Dodge: To differentiate from Chrysler, look for Dodge to build off its performance background and emphasize driving dynamics and technology. If Dodge is going to be the mass market brand Marchionne envisions, it will have to turn around its track record of cranking out lackluster cars.

Jeep: It has the strongest brand name, and should be the easiest for Chrysler to parlay. A model like the Wrangler is a winner. Now Jeep needs to expand that success, especially on the lower end of the market.

Leveraging Fiat platforms

While Chrysler will not be importing and selling the entire line-up of Fiat models, it will be using Fiat platforms and technology to rapidly expand its offerings with fuel-efficient cars. That means building models in the A, B, and C segments that connect with buyers who traditionally have not considered Chrysler, Dodge, and Jeep models for fuel efficiency.

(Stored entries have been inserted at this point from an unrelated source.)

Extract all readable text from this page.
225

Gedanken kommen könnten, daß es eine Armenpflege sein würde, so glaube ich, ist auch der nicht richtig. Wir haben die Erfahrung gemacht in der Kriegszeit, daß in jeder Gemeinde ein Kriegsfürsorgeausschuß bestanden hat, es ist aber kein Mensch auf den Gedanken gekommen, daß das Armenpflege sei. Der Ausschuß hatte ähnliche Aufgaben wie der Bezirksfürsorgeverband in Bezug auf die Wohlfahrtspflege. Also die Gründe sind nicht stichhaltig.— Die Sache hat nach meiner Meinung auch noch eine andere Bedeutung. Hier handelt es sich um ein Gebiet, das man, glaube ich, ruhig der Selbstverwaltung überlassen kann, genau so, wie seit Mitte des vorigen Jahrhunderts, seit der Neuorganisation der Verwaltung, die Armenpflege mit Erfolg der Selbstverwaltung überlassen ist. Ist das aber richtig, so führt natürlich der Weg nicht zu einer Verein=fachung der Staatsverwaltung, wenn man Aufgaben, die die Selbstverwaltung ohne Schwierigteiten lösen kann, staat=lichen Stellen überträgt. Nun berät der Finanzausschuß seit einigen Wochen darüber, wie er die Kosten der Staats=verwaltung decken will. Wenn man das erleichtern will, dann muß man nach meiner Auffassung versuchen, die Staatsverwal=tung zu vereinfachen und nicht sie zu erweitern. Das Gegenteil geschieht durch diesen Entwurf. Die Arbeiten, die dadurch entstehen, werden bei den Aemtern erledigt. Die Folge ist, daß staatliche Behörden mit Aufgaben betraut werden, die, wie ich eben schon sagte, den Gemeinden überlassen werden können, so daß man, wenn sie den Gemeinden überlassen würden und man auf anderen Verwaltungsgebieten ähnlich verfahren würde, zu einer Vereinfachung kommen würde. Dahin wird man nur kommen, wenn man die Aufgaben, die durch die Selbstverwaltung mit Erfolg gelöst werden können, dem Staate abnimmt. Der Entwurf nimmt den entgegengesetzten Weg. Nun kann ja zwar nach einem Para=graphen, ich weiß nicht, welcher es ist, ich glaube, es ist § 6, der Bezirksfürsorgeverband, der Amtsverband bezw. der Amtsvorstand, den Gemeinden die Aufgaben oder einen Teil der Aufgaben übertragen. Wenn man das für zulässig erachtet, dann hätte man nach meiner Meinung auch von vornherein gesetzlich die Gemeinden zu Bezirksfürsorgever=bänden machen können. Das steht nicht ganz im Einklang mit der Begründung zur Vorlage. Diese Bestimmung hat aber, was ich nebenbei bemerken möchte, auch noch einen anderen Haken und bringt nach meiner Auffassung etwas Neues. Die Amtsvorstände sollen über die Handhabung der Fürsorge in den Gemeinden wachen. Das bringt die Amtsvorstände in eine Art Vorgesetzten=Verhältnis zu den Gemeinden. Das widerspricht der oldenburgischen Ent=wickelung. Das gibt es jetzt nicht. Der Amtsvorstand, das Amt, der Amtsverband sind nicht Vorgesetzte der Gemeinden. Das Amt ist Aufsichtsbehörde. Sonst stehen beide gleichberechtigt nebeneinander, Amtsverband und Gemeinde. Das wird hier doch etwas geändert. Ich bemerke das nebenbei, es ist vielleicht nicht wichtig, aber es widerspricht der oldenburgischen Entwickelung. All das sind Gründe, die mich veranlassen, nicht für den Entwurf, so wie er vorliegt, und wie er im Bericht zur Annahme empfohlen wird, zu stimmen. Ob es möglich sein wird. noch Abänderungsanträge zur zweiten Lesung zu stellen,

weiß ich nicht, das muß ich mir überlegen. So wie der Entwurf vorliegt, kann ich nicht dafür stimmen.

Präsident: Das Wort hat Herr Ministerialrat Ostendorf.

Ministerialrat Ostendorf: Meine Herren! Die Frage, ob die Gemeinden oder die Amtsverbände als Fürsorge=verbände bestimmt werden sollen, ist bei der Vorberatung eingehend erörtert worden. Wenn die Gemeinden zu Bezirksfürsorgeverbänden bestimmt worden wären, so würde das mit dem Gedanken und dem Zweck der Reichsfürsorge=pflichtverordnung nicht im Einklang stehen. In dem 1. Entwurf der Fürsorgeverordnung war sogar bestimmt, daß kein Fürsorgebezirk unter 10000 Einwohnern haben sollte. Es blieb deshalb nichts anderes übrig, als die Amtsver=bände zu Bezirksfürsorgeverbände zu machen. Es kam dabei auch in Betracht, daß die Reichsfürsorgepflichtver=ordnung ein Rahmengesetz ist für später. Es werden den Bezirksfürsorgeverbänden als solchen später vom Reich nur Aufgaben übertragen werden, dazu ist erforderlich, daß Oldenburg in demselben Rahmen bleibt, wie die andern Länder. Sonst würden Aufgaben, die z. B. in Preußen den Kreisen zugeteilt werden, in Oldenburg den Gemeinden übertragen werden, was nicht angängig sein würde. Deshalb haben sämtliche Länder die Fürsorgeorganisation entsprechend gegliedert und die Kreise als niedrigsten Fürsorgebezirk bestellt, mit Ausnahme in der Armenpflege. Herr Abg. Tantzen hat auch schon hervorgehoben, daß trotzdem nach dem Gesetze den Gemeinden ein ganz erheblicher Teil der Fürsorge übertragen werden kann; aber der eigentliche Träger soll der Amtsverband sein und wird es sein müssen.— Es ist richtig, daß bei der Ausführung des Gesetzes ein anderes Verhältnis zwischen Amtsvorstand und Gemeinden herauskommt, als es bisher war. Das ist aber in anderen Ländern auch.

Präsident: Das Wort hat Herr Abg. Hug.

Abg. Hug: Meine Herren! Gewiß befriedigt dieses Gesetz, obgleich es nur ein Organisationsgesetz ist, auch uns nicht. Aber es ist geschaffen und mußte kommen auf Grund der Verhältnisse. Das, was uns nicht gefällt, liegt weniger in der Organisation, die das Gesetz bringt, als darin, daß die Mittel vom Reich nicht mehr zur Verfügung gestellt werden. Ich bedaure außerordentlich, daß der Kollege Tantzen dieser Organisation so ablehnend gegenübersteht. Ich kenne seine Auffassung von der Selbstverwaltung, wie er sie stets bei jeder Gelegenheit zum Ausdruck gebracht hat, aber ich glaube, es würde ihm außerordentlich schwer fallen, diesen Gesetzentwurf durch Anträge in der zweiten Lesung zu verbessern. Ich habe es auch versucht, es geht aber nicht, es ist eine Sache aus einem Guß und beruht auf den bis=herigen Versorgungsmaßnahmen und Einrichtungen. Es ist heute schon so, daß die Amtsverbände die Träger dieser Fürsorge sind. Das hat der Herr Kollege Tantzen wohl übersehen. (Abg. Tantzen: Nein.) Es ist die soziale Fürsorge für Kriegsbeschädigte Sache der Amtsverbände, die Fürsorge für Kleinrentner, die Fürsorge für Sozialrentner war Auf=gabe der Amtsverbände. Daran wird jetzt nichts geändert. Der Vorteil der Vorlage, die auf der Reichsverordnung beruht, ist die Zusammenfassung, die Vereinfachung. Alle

  • The smallest, the A platform models will be covered by the Fiat 500, and Fiat 500 convertible coming in early 2011. Six months later, look for models built off the platform used for the Fiat Panda, a popular hatchback in Europe.
  • In the C/D segment, where Chrysler offers the Dodge Caliber, Jeep Patriot and Jeep Compass, Fiat plans a flurry of new models including a mid-size crossover to hit showrooms by 2013 and a compact sedan.

Keep in mind, Fiat is not planning to simply replicate its models in the U.S. Nor will it ditch Chrysler, Jeep and Dodge models all together. In fact, I'm told a new Chrysler Sebring and Jeep Liberty are part of the early plans. Above all else, Fiat will use its expertise in small cars to help Chryslers three brands work their way into those segments. Its already making plans to transform its plants in Belvidere, Illinois and Toledo, Ohio to build B and C segment cars.

Come November, Marchionne will unveil his game plan publicly. Until then, he remains a CEO saying little about turning around Chrysler, but promising to match the success he has enjoyed at Fiat.